通过这些变量,公式 threadIdx.x + blockIdx.x * blockDim.x
可将每个线程映射到向量的元素中




网格跨度循环












#include <stdio.h>
void init(int *a, int N)
{
int i;
for (i = 0; i < N; ++i)
{
a[i] = i;
}
}
__global__
void doubleElements(int *a, int N)
{
int idx = blockIdx.x * blockDim.x + threadIdx.x;
int stride = gridDim.x * blockDim.x;
for (int i = idx; i < N; i += stride)
{
a[i] *= 2;
}
}
bool checkElementsAreDoubled(int *a, int N)
{
int i;
for (i = 0; i < N; ++i)
{
if (a[i] != i*2) return false;
}
return true;
}
int main()
{
int N = 10000;
int *a;
size_t size = N * sizeof(int);
cudaMallocManaged(&a, size);
init(a, N);
size_t threads_per_block = 256;
size_t number_of_blocks = 32;
doubleElements<<<number_of_blocks, threads_per_block>>>(a, N);
cudaDeviceSynchronize();
bool areDoubled = checkElementsAreDoubled(a, N);
printf("All elements were doubled? %s\n", areDoubled ? "TRUE" : "FALSE");
cudaFree(a);
}
并发 CUDA 流









默认流与非默认流中的操作不会发生重叠。

使用流将复制和计算进行重叠
通过使用默认流,典型的三步式 CUDA 程序会顺次执行 HtoD 复制、计算和 DtoH 复制,如下图:

但是这样明显是不可行的。
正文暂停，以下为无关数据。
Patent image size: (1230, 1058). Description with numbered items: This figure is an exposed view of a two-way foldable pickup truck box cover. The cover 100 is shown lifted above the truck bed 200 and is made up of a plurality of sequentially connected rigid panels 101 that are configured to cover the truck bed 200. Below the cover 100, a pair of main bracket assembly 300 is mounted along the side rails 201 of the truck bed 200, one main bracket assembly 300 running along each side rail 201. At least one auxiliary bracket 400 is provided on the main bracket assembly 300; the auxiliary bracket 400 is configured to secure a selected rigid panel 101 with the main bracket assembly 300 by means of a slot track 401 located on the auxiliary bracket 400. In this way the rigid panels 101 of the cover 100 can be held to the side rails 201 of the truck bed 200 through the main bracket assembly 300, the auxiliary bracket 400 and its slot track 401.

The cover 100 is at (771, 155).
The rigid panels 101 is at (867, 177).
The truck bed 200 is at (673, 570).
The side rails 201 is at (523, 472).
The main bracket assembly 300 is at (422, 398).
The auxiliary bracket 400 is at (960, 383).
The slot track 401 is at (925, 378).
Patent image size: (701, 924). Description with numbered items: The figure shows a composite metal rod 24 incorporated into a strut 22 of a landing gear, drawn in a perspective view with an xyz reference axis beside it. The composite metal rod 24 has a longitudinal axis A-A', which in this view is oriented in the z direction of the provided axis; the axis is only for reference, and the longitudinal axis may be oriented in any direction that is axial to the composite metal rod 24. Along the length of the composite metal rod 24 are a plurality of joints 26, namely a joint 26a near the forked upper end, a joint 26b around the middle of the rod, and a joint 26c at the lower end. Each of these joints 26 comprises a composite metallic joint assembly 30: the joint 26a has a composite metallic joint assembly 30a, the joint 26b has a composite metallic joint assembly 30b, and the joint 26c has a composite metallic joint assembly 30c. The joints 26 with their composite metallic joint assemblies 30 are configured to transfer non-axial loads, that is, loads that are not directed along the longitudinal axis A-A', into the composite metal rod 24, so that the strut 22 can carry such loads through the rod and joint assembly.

回忆一下,非默认流中的操作顺序不固定,因此可能会出现这种情况:

在其所需的数据传输到 GPU 之前,计算可能便会开始,

我们还可采用另一种初级做法:将所有操作全部发布在同一个非默认流中,以确保数据和计算的顺序,

但这样做与使用默认流没有区别,结果是依然没有重叠。思考一下,如果采用现有程序并将数据分为 2 块

如果现将针对每个数据块的所有操作移至其各自独立的非默认流,数据和计算顺序得以保持,同时能够实现部分重叠。


根据假设,通过增加数据块数量,重叠效果可能更好。要获得理想的分块数量,最好的途径是观察程序性能。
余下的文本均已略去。